I trying to create hdfs pipeline but, I’m getting Error.
CREATE PIPELINE pi_hdfs
AS LOAD DATA HDFS ‘hdfs://~~:8020/~~’
CONFIG ‘{“disable_gunzip”: true}’
INTO TABLE ‘~~’(data_line)
SET file_path = pipeline_source_file();
========================================
ERROR 1993 ER_EXTRACTOR_GET_LASTEST_OFFSETS:
Cannot get source metadata for pipeline. could not walk folder /CTTM/TEST/~~/:stat /CTTM/TEST/~~/:getFileInfo call failed with FATAL_UNAUTHORIZED (org.apache.hadoop.security.AuthorizationException)
Actually, Hadoop’s access account is ‘sysadmin’. So, I run this query, and I’m getting same error again.
CREATE PIPELINE pi_hdfs
AS LOAD DATA HDFS ‘hdfs://~~:8020/~~’
CONFIG ‘{“disable_gunzip”: true}’
CREDENTIALS '{"user":"sysadmin"}'
INTO TABLE ‘~~’(data_line)
SET file_path = pipeline_source_file();
Is there any other way to change access account when pipeline access hadoop?
First, There were several typos in my question.
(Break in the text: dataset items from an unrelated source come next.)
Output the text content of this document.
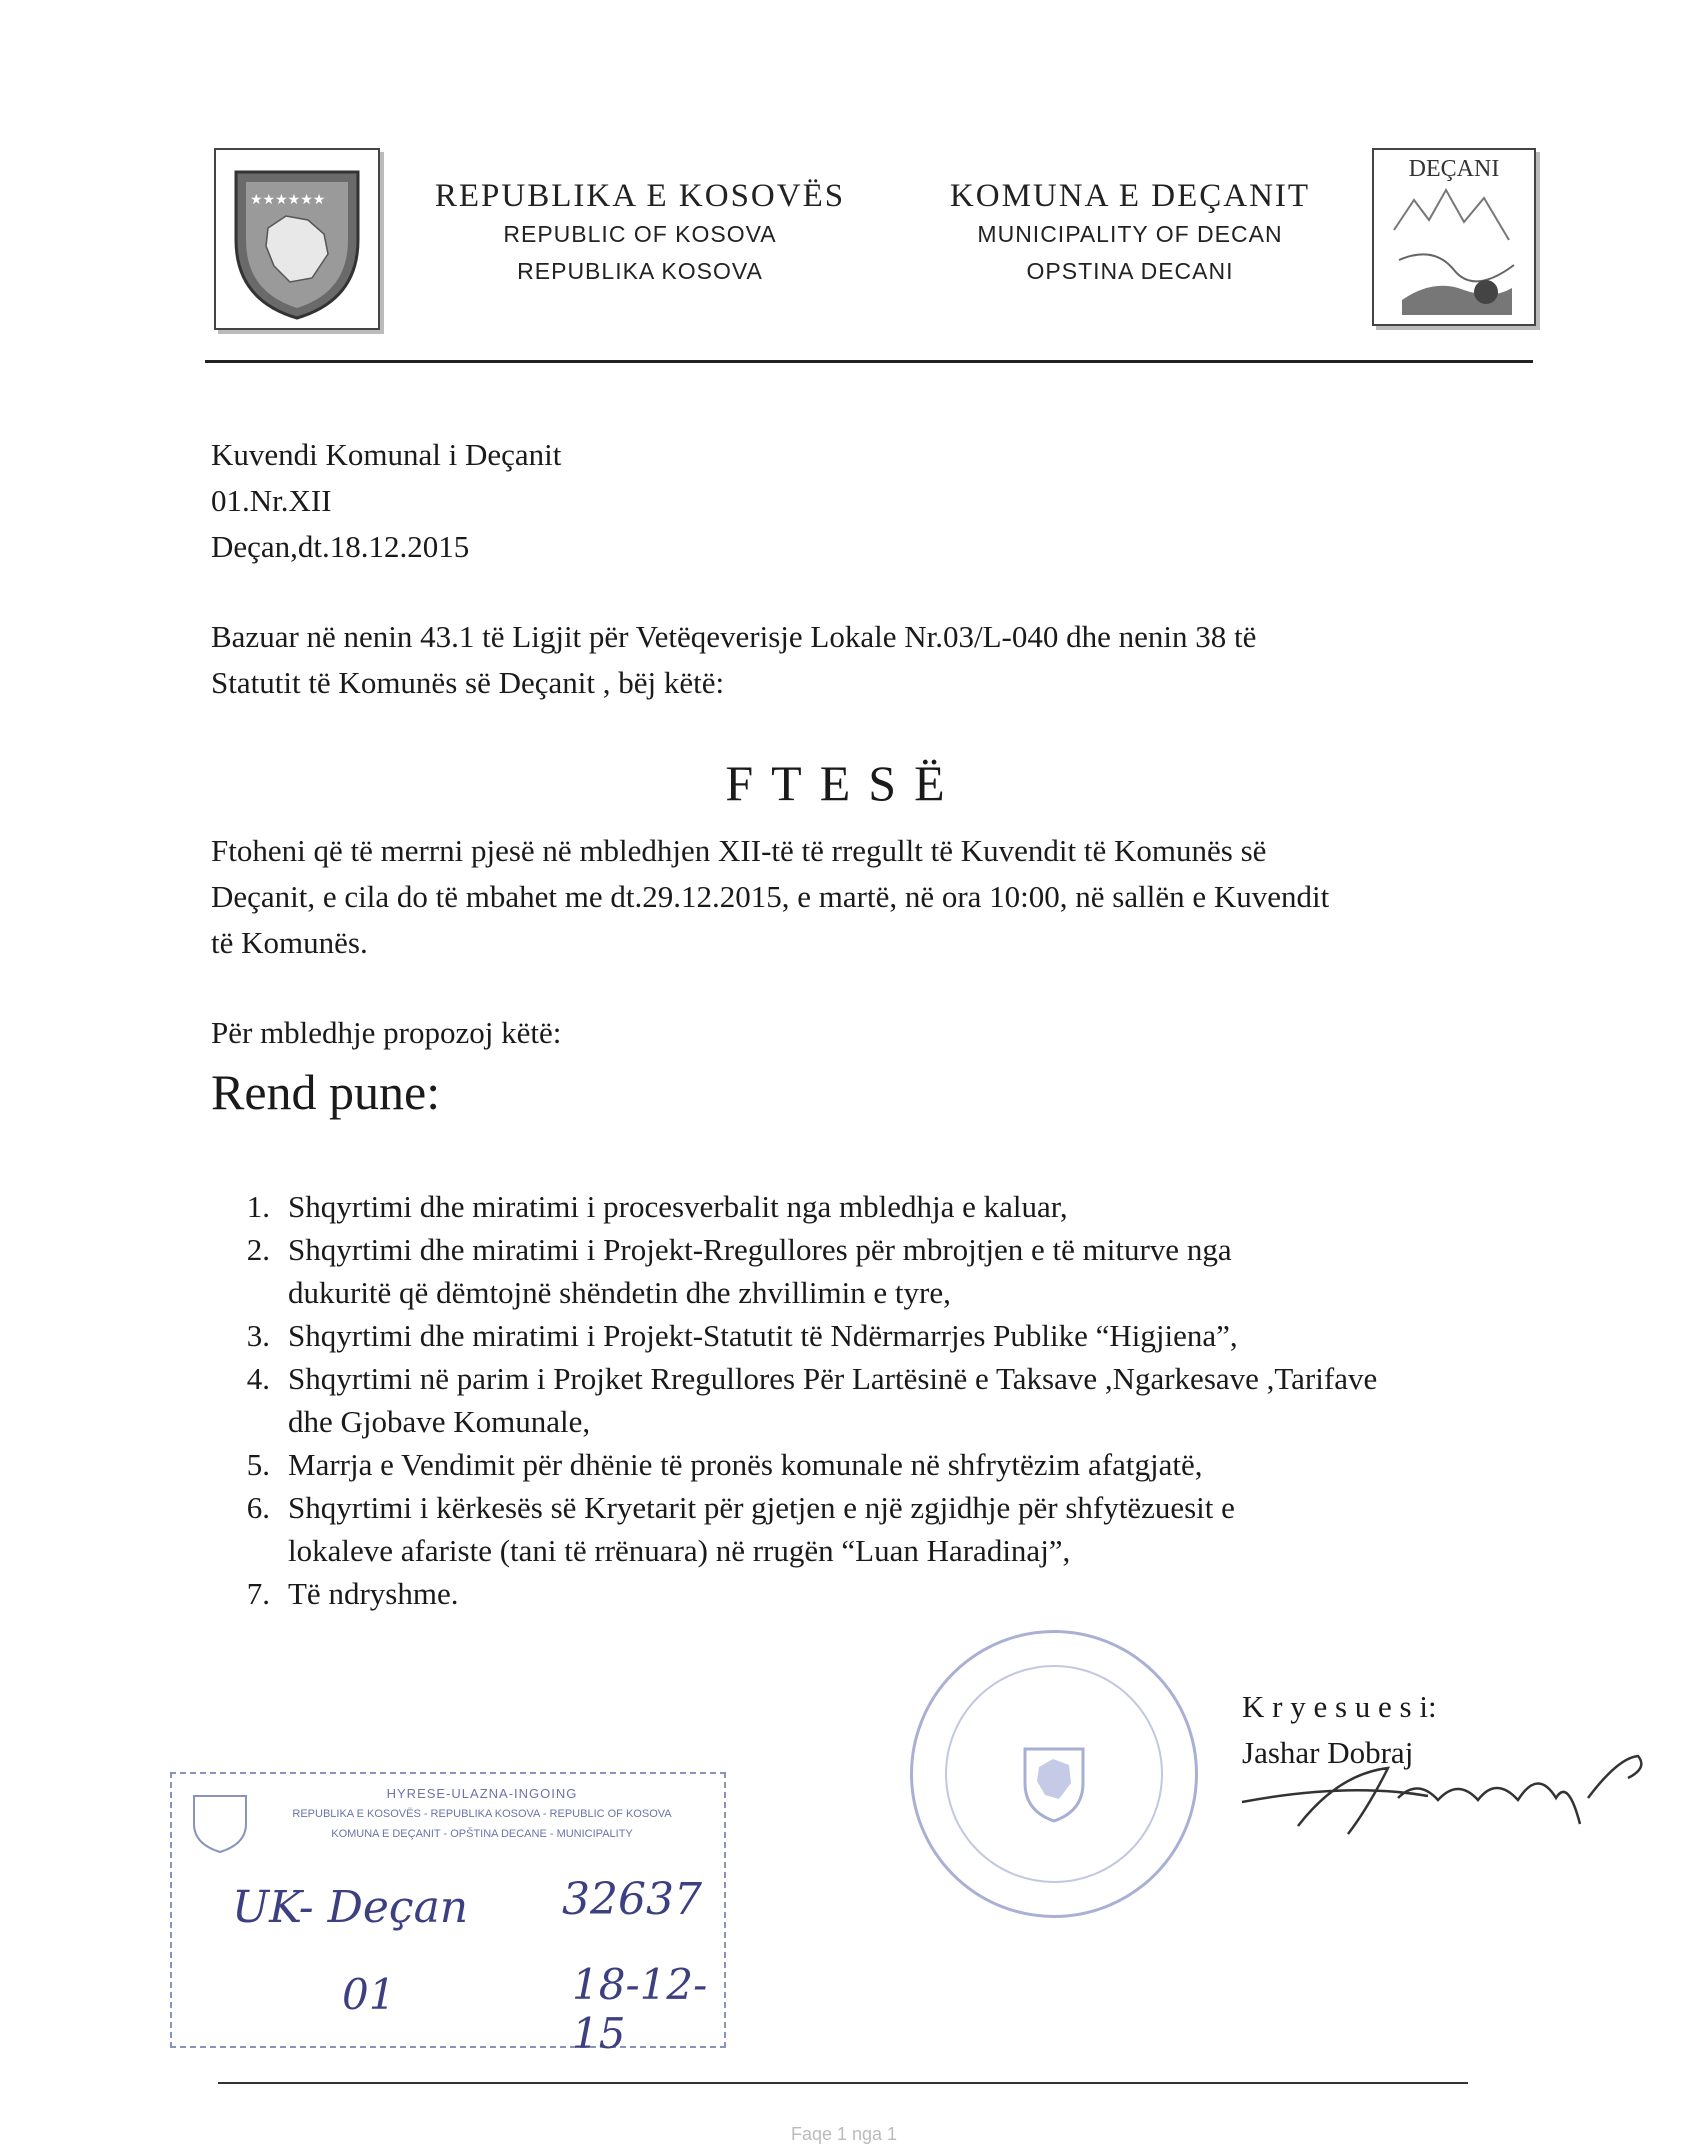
★★★★★★	REPUBLIKA E KOSOVËS
REPUBLIC OF KOSOVA
REPUBLIKA KOSOVA
KOMUNA E DEÇANIT
MUNICIPALITY OF DECAN
OPSTINA DECANI
DEÇANI
Kuvendi Komunal i Deçanit
01.Nr.XII
Deçan,dt.18.12.2015
Bazuar në nenin 43.1 të Ligjit për Vetëqeverisje Lokale Nr.03/L-040 dhe nenin 38 të
Statutit të Komunës së Deçanit , bëj këtë:
FTESË
Ftoheni që të merrni pjesë në mbledhjen XII-të të rregullt të Kuvendit të Komunës së
Deçanit, e cila do të mbahet me dt.29.12.2015, e martë, në ora 10:00, në sallën e Kuvendit
të Komunës.
Për mbledhje propozoj këtë:
Rend pune:
1. Shqyrtimi dhe miratimi i procesverbalit nga mbledhja e kaluar,
2. Shqyrtimi dhe miratimi i Projekt-Rregullores për mbrojtjen e të miturve nga
dukuritë që dëmtojnë shëndetin dhe zhvillimin e tyre,
3. Shqyrtimi dhe miratimi i Projekt-Statutit të Ndërmarrjes Publike “Higjiena”,
4. Shqyrtimi në parim i Projket Rregullores Për Lartësinë e Taksave ,Ngarkesave ,Tarifave
dhe Gjobave Komunale,
5. Marrja e Vendimit për dhënie të pronës komunale në shfrytëzim afatgjatë,
6. Shqyrtimi i kërkesës së Kryetarit për gjetjen e një zgjidhje për shfytëzuesit e
lokaleve afariste (tani të rrënuara) në rrugën “Luan Haradinaj”,
7. Të ndryshme.
K r y e s u e s i:
Jashar Dobraj
HYRESE-ULAZNA-INGOING
REPUBLIKA E KOSOVËS - REPUBLIKA KOSOVA - REPUBLIC OF KOSOVA
KOMUNA E DEÇANIT - OPŠTINA DECANE - MUNICIPALITY
UK- Deçan 32637
01	18-12-15
Faqe 1 nga 1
Hadoop access account is ‘gpadmin’, not ‘sysadmin’.
and It’s the same in query. Using Different double quotes in query is typing error, too.
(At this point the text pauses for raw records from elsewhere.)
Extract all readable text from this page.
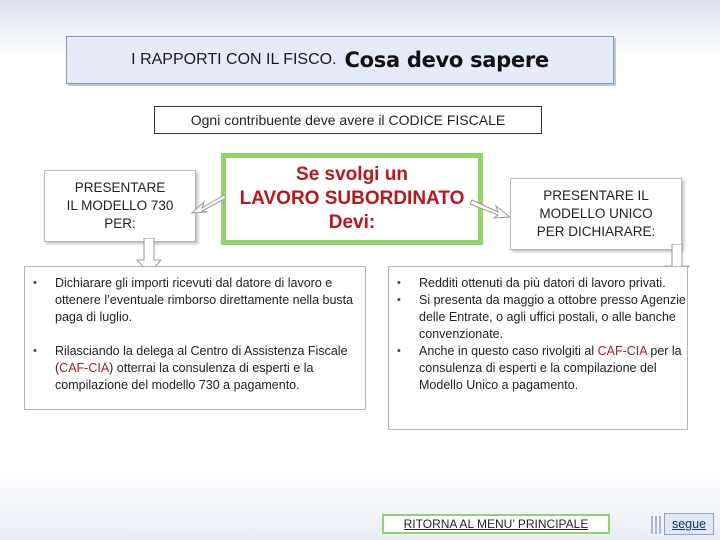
I RAPPORTI CON IL FISCO. Cosa devo sapere
Ogni contribuente deve avere il CODICE FISCALE
PRESENTARE
IL MODELLO 730
PER:
Se svolgi un
LAVORO SUBORDINATO
Devi:
PRESENTARE IL
MODELLO UNICO
PER DICHIARARE:
• Dichiarare gli importi ricevuti dal datore di lavoro e ottenere l’eventuale rimborso direttamente nella busta paga di luglio.
• Rilasciando la delega al Centro di Assistenza Fiscale (CAF-CIA) otterrai la consulenza di esperti e la compilazione del modello 730 a pagamento.
• Redditi ottenuti da più datori di lavoro privati.
• Si presenta da maggio a ottobre presso Agenzie delle Entrate, o agli uffici postali, o alle banche convenzionate.
• Anche in questo caso rivolgiti al CAF-CIA per la consulenza di esperti e la compilazione del Modello Unico a pagamento.
RITORNA AL MENU’ PRINCIPALE	segue
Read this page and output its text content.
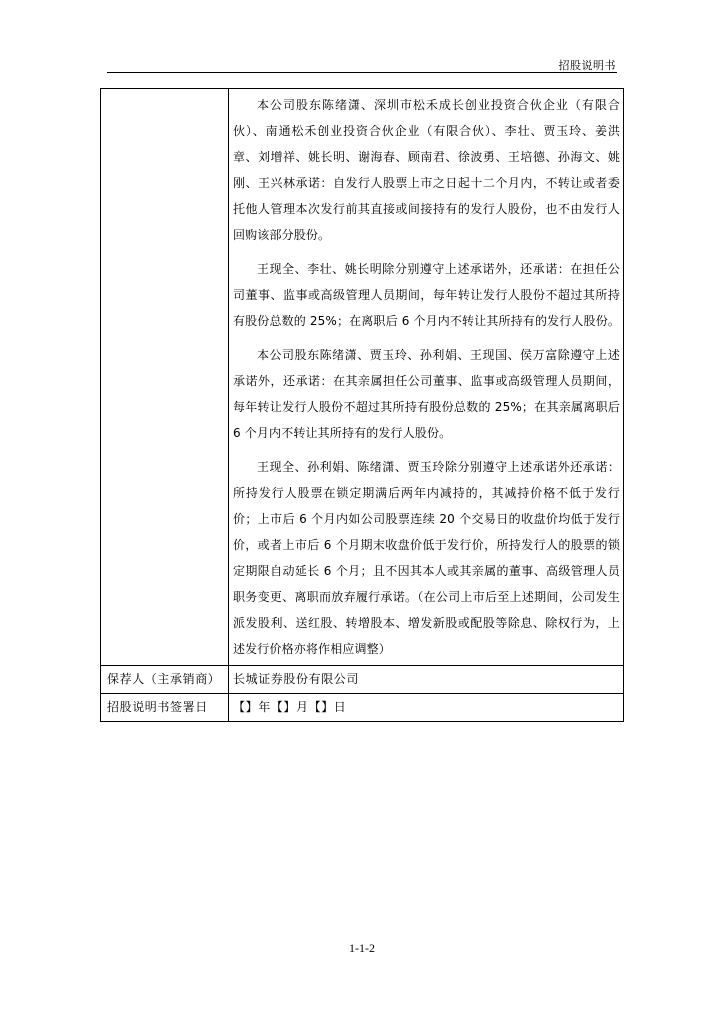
招股说明书

	本公司股东陈绪潇、深圳市松禾成长创业投资合伙企业（有限合伙）、南通松禾创业投资合伙企业（有限合伙）、李壮、贾玉玲、姜洪章、刘增祥、姚长明、谢海春、顾南君、徐波勇、王培德、孙海文、姚刚、王兴林承诺：自发行人股票上市之日起十二个月内，不转让或者委托他人管理本次发行前其直接或间接持有的发行人股份，也不由发行人回购该部分股份。

王现全、李壮、姚长明除分别遵守上述承诺外，还承诺：在担任公司董事、监事或高级管理人员期间，每年转让发行人股份不超过其所持有股份总数的 25%；在离职后 6 个月内不转让其所持有的发行人股份。

本公司股东陈绪潇、贾玉玲、孙利娟、王现国、侯万富除遵守上述承诺外，还承诺：在其亲属担任公司董事、监事或高级管理人员期间，每年转让发行人股份不超过其所持有股份总数的 25%；在其亲属离职后 6 个月内不转让其所持有的发行人股份。

王现全、孙利娟、陈绪潇、贾玉玲除分别遵守上述承诺外还承诺：所持发行人股票在锁定期满后两年内减持的，其减持价格不低于发行价；上市后 6 个月内如公司股票连续 20 个交易日的收盘价均低于发行价，或者上市后 6 个月期末收盘价低于发行价，所持发行人的股票的锁定期限自动延长 6 个月；且不因其本人或其亲属的董事、高级管理人员职务变更、离职而放弃履行承诺。（在公司上市后至上述期间，公司发生派发股利、送红股、转增股本、增发新股或配股等除息、除权行为，上述发行价格亦将作相应调整）

保荐人（主承销商）	长城证券股份有限公司
招股说明书签署日	【】年【】月【】日
1-1-2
I am sorry to make you confused.
Now, I will answer your request.
User that owns hdfs:// path is ‘gpadmin’.
Different double quotes is typo.
Second query is corrected.
CREATE PIPELINE pi_hdfs
AS LOAD DATA HDFS 'hdfs://~~:8020/~~'
CONFIG '{"disable_gunzip": true}'
CREDENTIALS '{"user":"gpadmin"}'
INTO TABLE '~~'(data_line)
SET file_path = pipeline_source_file();
Additionally, I trying to run query with this syntax, too. but same error occurred.
Thanks for your reply, mkobyakov
I checked all subfolders with hdfs ls command, and ‘gpadmin’ has permissions to access all this directory. Is there anything else I need to check?
hmm, those are most of the things i would suspect on memsql side. can you describe your Hadoop cluster in more detail? do you by any chance use an authentication module like Kerberos?
I’m not using authentication module in Hadoop.
All subfolders of the top path in hadoop are given r-x permissions in other users. so, ‘memsql’ account has access to file and directory.
Can pipeline problems occur depending on the version? I’m using MemSQL version 7.1.10.